SAN FRANCISCO — Facebook CEO Mark Zuckerberg has a goal that’s even more ambitious than connecting the entire world to the Internet: He and his wife want to help eradicate all disease by the end of this century.

Zuckerberg and Priscilla Chan are committing $3 billion over the next 10 years to accelerate basic scientific research. That includes creating research tools – from software to hardware to yet-undiscovered techniques –they hope will ultimately lead to scientific breakthroughs, the way the microscope and DNA sequencing have in generations past.

The goal is to “cure, prevent or manage all disease” in the next 80 or so years, a timeframe the 30-something couple are unlikely to live to see. They acknowledge that this might sound crazy, but point to how far medicine and science have come in the last century – with vaccines, statins for heart disease, chemotherapy, and so on – following millennia with little progress.

At current rates of progress, Zuckerberg reckons, it will be possible to solve most of these problems “by the end of this century.” Zuckerberg and Chan have spent the past two years speaking to scientists and other experts to plan the endeavor. In an interview, Zuckerberg emphasized “that this isn’t something where we just read a book and decided we’re going to do.”
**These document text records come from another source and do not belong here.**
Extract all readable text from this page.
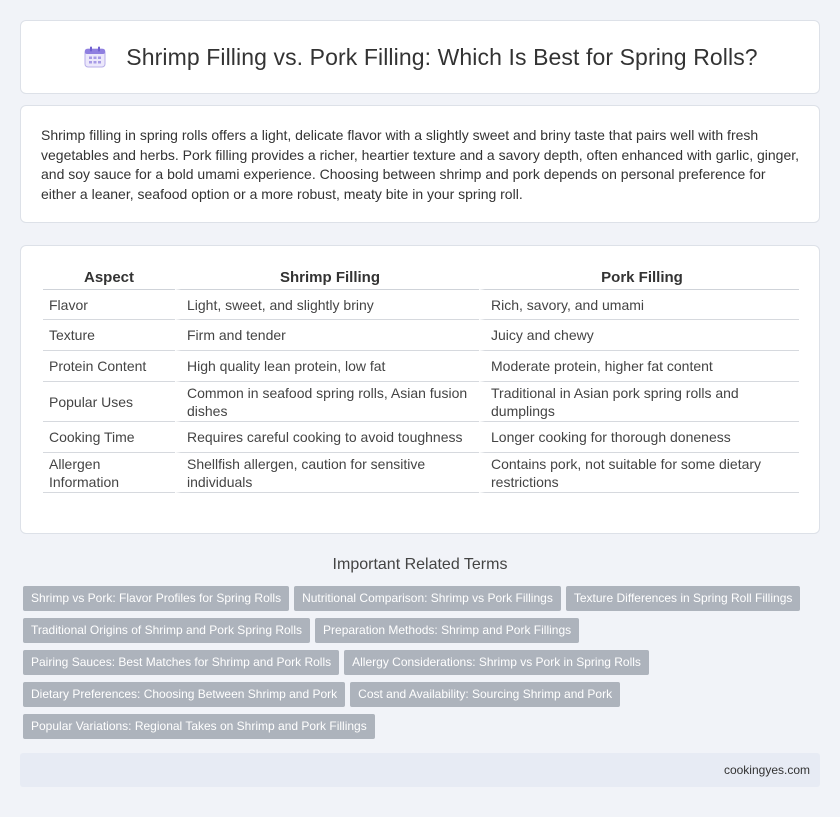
Shrimp Filling vs. Pork Filling: Which Is Best for Spring Rolls?

Shrimp filling in spring rolls offers a light, delicate flavor with a slightly sweet and briny taste that pairs well with fresh vegetables and herbs. Pork filling provides a richer, heartier texture and a savory depth, often enhanced with garlic, ginger, and soy sauce for a bold umami experience. Choosing between shrimp and pork depends on personal preference for either a leaner, seafood option or a more robust, meaty bite in your spring roll.

Aspect	Shrimp Filling	Pork Filling
Flavor	Light, sweet, and slightly briny	Rich, savory, and umami
Texture	Firm and tender	Juicy and chewy
Protein Content	High quality lean protein, low fat	Moderate protein, higher fat content
Popular Uses	Common in seafood spring rolls, Asian fusion dishes	Traditional in Asian pork spring rolls and dumplings
Cooking Time	Requires careful cooking to avoid toughness	Longer cooking for thorough doneness
Allergen Information	Shellfish allergen, caution for sensitive individuals	Contains pork, not suitable for some dietary restrictions
Important Related Terms
Shrimp vs Pork: Flavor Profiles for Spring Rolls Nutritional Comparison: Shrimp vs Pork Fillings Texture Differences in Spring Roll Fillings
Traditional Origins of Shrimp and Pork Spring Rolls Preparation Methods: Shrimp and Pork Fillings
Pairing Sauces: Best Matches for Shrimp and Pork Rolls Allergy Considerations: Shrimp vs Pork in Spring Rolls
Dietary Preferences: Choosing Between Shrimp and Pork Cost and Availability: Sourcing Shrimp and Pork
Popular Variations: Regional Takes on Shrimp and Pork Fillings
cookingyes.com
Through their philanthropic organization, the Chan Zuckerberg Initiative, the commitment includes $600 million to fund a new research center in San Francisco where scientific and medical researchers will work alongside engineers on projects spanning years or even decades. The goal is not to focus narrowly on specific ailments, such as bone cancer or Parkinson’s disease, but rather to do basic research. One example: a cell atlas that maps out all the different types of cells in the body, which could help researchers create various types of drugs.

Chan’s work as a pediatrician seems to be a big driver in the couple’s decision to take up this latest cause.

“I’ve been with families where we’ve hit the limit of what’s possible through medicine and science,” Chan said. “I’ve had to tell families devastating diagnoses of leukemia, or that we just weren’t able to resuscitate their child.”

Zuckerberg and Chan hope their commitment will inspire other far-reaching efforts and collaboration in science, medicine and engineering, so that basic research is no longer relegated to the margins. “We spend 50 times more on health care treating people who are sick than we spend on science research (to cure) diseases so that people don’t get sick in the first place,” Zuckerberg said.